Obstacles réglementaires à venir

La finalisation de cet accord est loin d’être garantie.

Tout d’abord, Warner Brothers Discovery doit conclure le démantèlement de ses actifs non inclus dans la vente, tels que CNN, Discovery et Eurosport.

De plus, l’enchérisseur concurrent Paramount Skydance, qui aspirait à acquérir l’ensemble de l’entité Warner Brothers Discovery, pourrait toujours séduire les actionnaires avec une proposition alternative.

Cependant, le problème le plus pressant concerne l’approbation des régulateurs de la concurrence aux États-Unis et en Europe, un obstacle significatif qui pourrait survenir.

À Washington, des législateurs des deux partis politiques ont déjà exprimé leur opposition à cet accord, craignant qu’il ne conduise à moins d’options pour les consommateurs et à des coûts accrus.

Sarandos a déclaré que Netflix, qui fait face à une pénalité de 5,8 milliards de dollars si l’accord échoue, reste « extrêmement confiant » quant à l’obtention de l’approbation réglementaire.

Le processus d’approbation dépendra en grande partie de la manière dont les régulateurs définiront l’environnement concurrentiel, selon Jonathan Barnett, professeur de droit à l’Université de Californie du Sud Gould School of Law.

Si les régulateurs se concentrent uniquement sur le streaming vidéo, l’augmentation de la part de marché de Netflix pourrait soulever d’importantes inquiétudes. Toutefois, si un cadre plus large est adopté, englobant le câble, la télévision par diffusion et même YouTube comme concurrents, « les préoccupations concernant la concentration diminuent », a-t-il noté.

Rebecca Haw Allensworth, professeur à la Vanderbilt Law School, a noté qu’en général, une fusion de cette nature serait un cas simple pour des défis réglementaires, visant à garantir de meilleurs résultats pour les consommateurs.

Cependant, elle craint que l’administration Trump n’exerce des pressions sur Netflix concernant des questions telles que la diversité et l’impartialité politique, comme on l’a vu dans des affaires précédentes.

Au milieu de ce discours plane la possibilité d’une intervention du président Trump.

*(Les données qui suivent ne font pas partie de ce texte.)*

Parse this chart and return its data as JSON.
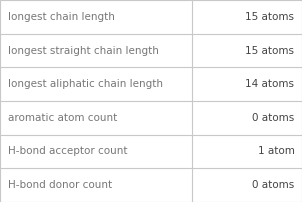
{
  "rows": [
    {
      "label": "longest chain length",
      "value": "15 atoms"
    },
    {
      "label": "longest straight chain length",
      "value": "15 atoms"
    },
    {
      "label": "longest aliphatic chain length",
      "value": "14 atoms"
    },
    {
      "label": "aromatic atom count",
      "value": "0 atoms"
    },
    {
      "label": "H-bond acceptor count",
      "value": "1 atom"
    },
    {
      "label": "H-bond donor count",
      "value": "0 atoms"
    }
  ],
  "bg_color": "#ffffff",
  "border_color": "#c8c8c8",
  "label_color": "#777777",
  "value_color": "#444444",
  "label_fontsize": 7.5,
  "value_fontsize": 7.5,
  "col_split": 0.635,
  "fig_width": 3.02,
  "fig_height": 2.02,
  "dpi": 100
}
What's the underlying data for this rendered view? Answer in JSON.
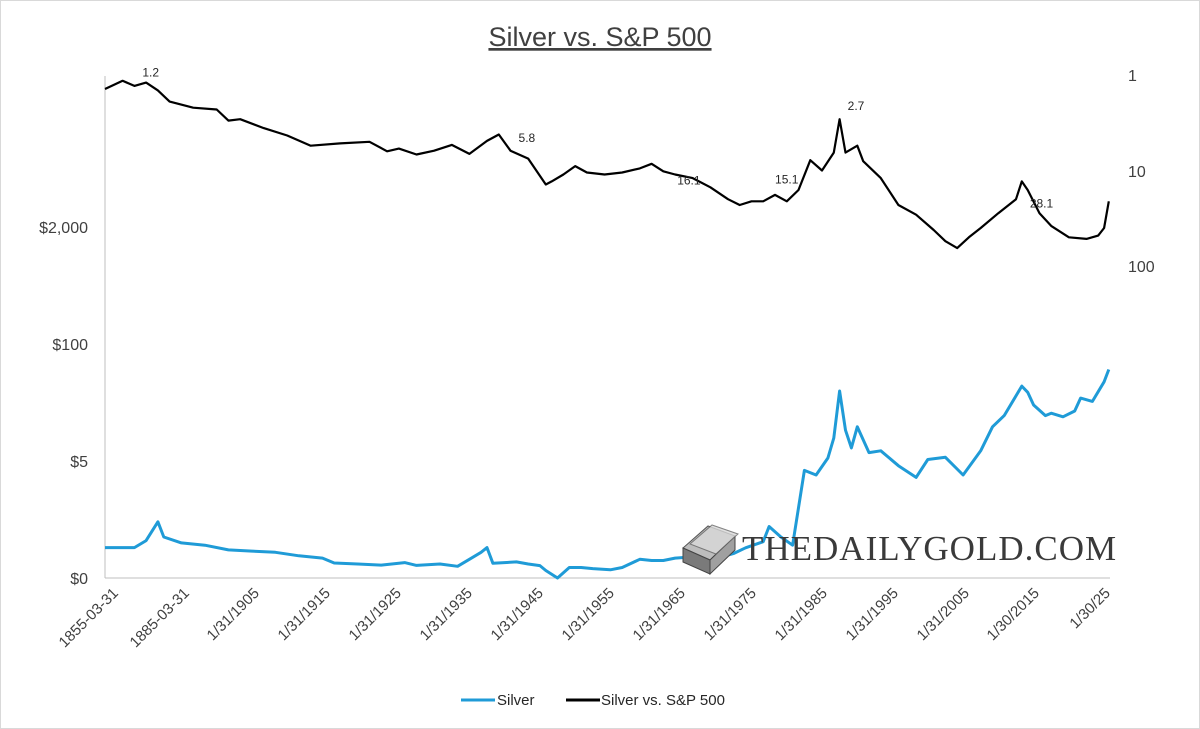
{
  "chart_data": {
    "type": "line",
    "title": "Silver vs. S&P 500",
    "left_axis": {
      "scale": "piecewise",
      "tick_labels": [
        "$0",
        "$5",
        "$100",
        "$2,000"
      ]
    },
    "right_axis": {
      "scale": "log",
      "inverted": true,
      "tick_labels": [
        "1",
        "10",
        "100"
      ]
    },
    "x_tick_labels": [
      "1855-03-31",
      "1885-03-31",
      "1/31/1905",
      "1/31/1915",
      "1/31/1925",
      "1/31/1935",
      "1/31/1945",
      "1/31/1955",
      "1/31/1965",
      "1/31/1975",
      "1/31/1985",
      "1/31/1995",
      "1/31/2005",
      "1/30/2015",
      "1/30/25"
    ],
    "series": [
      {
        "name": "Silver",
        "color": "#1f9bd7",
        "axis": "left",
        "points": [
          [
            1855,
            1.3
          ],
          [
            1860,
            1.3
          ],
          [
            1862,
            1.6
          ],
          [
            1864,
            2.4
          ],
          [
            1865,
            1.75
          ],
          [
            1868,
            1.5
          ],
          [
            1872,
            1.4
          ],
          [
            1876,
            1.2
          ],
          [
            1880,
            1.15
          ],
          [
            1884,
            1.1
          ],
          [
            1888,
            0.95
          ],
          [
            1892,
            0.85
          ],
          [
            1894,
            0.64
          ],
          [
            1898,
            0.6
          ],
          [
            1902,
            0.55
          ],
          [
            1906,
            0.66
          ],
          [
            1908,
            0.54
          ],
          [
            1912,
            0.6
          ],
          [
            1915,
            0.5
          ],
          [
            1917,
            0.8
          ],
          [
            1919,
            1.1
          ],
          [
            1920,
            1.3
          ],
          [
            1921,
            0.63
          ],
          [
            1925,
            0.69
          ],
          [
            1927,
            0.6
          ],
          [
            1929,
            0.53
          ],
          [
            1930,
            0.32
          ],
          [
            1932,
            0.0
          ],
          [
            1934,
            0.45
          ],
          [
            1936,
            0.45
          ],
          [
            1938,
            0.4
          ],
          [
            1941,
            0.35
          ],
          [
            1943,
            0.45
          ],
          [
            1946,
            0.8
          ],
          [
            1948,
            0.75
          ],
          [
            1950,
            0.75
          ],
          [
            1952,
            0.85
          ],
          [
            1955,
            0.9
          ],
          [
            1960,
            0.91
          ],
          [
            1962,
            1.05
          ],
          [
            1964,
            1.29
          ],
          [
            1967,
            1.55
          ],
          [
            1968,
            2.2
          ],
          [
            1970,
            1.75
          ],
          [
            1972,
            1.4
          ],
          [
            1974,
            4.6
          ],
          [
            1976,
            4.4
          ],
          [
            1978,
            5.4
          ],
          [
            1979,
            9
          ],
          [
            1980,
            30
          ],
          [
            1981,
            11
          ],
          [
            1982,
            7
          ],
          [
            1983,
            12
          ],
          [
            1985,
            6.2
          ],
          [
            1987,
            6.5
          ],
          [
            1990,
            4.8
          ],
          [
            1993,
            4.3
          ],
          [
            1995,
            5.2
          ],
          [
            1998,
            5.5
          ],
          [
            2001,
            4.4
          ],
          [
            2004,
            6.5
          ],
          [
            2006,
            12
          ],
          [
            2008,
            16
          ],
          [
            2011,
            34
          ],
          [
            2012,
            29
          ],
          [
            2013,
            21
          ],
          [
            2015,
            16
          ],
          [
            2016,
            17
          ],
          [
            2018,
            15.5
          ],
          [
            2020,
            18
          ],
          [
            2021,
            25
          ],
          [
            2023,
            23
          ],
          [
            2025,
            38
          ],
          [
            2025.8,
            52
          ]
        ]
      },
      {
        "name": "Silver vs. S&P 500",
        "color": "#000000",
        "axis": "right",
        "points": [
          [
            1855,
            1.4
          ],
          [
            1858,
            1.15
          ],
          [
            1860,
            1.3
          ],
          [
            1862,
            1.2
          ],
          [
            1864,
            1.45
          ],
          [
            1866,
            1.9
          ],
          [
            1870,
            2.2
          ],
          [
            1874,
            2.3
          ],
          [
            1876,
            3.0
          ],
          [
            1878,
            2.9
          ],
          [
            1882,
            3.6
          ],
          [
            1886,
            4.3
          ],
          [
            1890,
            5.5
          ],
          [
            1895,
            5.2
          ],
          [
            1900,
            5.0
          ],
          [
            1903,
            6.3
          ],
          [
            1905,
            5.9
          ],
          [
            1908,
            6.8
          ],
          [
            1911,
            6.2
          ],
          [
            1914,
            5.4
          ],
          [
            1917,
            6.7
          ],
          [
            1920,
            4.9
          ],
          [
            1922,
            4.2
          ],
          [
            1924,
            6.2
          ],
          [
            1927,
            7.5
          ],
          [
            1930,
            14
          ],
          [
            1931,
            13
          ],
          [
            1933,
            11
          ],
          [
            1935,
            9
          ],
          [
            1937,
            10.5
          ],
          [
            1940,
            11
          ],
          [
            1943,
            10.5
          ],
          [
            1946,
            9.5
          ],
          [
            1948,
            8.5
          ],
          [
            1950,
            10.2
          ],
          [
            1952,
            11
          ],
          [
            1955,
            12
          ],
          [
            1958,
            15
          ],
          [
            1961,
            20
          ],
          [
            1963,
            23
          ],
          [
            1965,
            21
          ],
          [
            1967,
            21
          ],
          [
            1969,
            18
          ],
          [
            1971,
            21
          ],
          [
            1973,
            16
          ],
          [
            1975,
            7.8
          ],
          [
            1977,
            10
          ],
          [
            1979,
            6.5
          ],
          [
            1980,
            2.9
          ],
          [
            1981,
            6.5
          ],
          [
            1983,
            5.5
          ],
          [
            1984,
            8
          ],
          [
            1987,
            12
          ],
          [
            1990,
            23
          ],
          [
            1993,
            29
          ],
          [
            1996,
            42
          ],
          [
            1998,
            55
          ],
          [
            2000,
            65
          ],
          [
            2002,
            50
          ],
          [
            2004,
            40
          ],
          [
            2007,
            28
          ],
          [
            2010,
            20
          ],
          [
            2011,
            13
          ],
          [
            2012,
            16
          ],
          [
            2014,
            28
          ],
          [
            2016,
            38
          ],
          [
            2019,
            50
          ],
          [
            2022,
            52
          ],
          [
            2024,
            48
          ],
          [
            2025,
            40
          ],
          [
            2025.8,
            21
          ]
        ]
      }
    ],
    "annotations": [
      {
        "label": "1.2",
        "x": 1860,
        "y": 1.2,
        "series": "Silver vs. S&P 500"
      },
      {
        "label": "5.8",
        "x": 1924,
        "y": 5.8,
        "series": "Silver vs. S&P 500"
      },
      {
        "label": "16.1",
        "x": 1951,
        "y": 16.1,
        "series": "Silver vs. S&P 500"
      },
      {
        "label": "15.1",
        "x": 1974,
        "y": 15.1,
        "series": "Silver vs. S&P 500"
      },
      {
        "label": "2.7",
        "x": 1980,
        "y": 2.7,
        "series": "Silver vs. S&P 500"
      },
      {
        "label": "28.1",
        "x": 2011,
        "y": 28.1,
        "series": "Silver vs. S&P 500"
      }
    ],
    "legend_position": "bottom"
  },
  "watermark": "THEDAILYGOLD.COM"
}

L’administration actuelle a promis une approche réglementaire plus légère et une attitude plus clémente envers les fusions.

Cependant, Trump a exprimé son admiration pour les propriétaires de Paramount Skydance, le milliardaire investisseur technologique et soutien républicain Larry Ellison et son fils David, qui poursuivent l’offre concurrente pour Warner Bros.

Trump a un intérêt bien documenté pour les secteurs des médias et du divertissement.

Bien que les régulateurs de la concurrence aux États-Unis n’aient pas encore publié de déclarations, un haut fonctionnaire de l’administration Trump a exprimé son scepticisme à l’égard de l’offre de Netflix pour Warner Bros.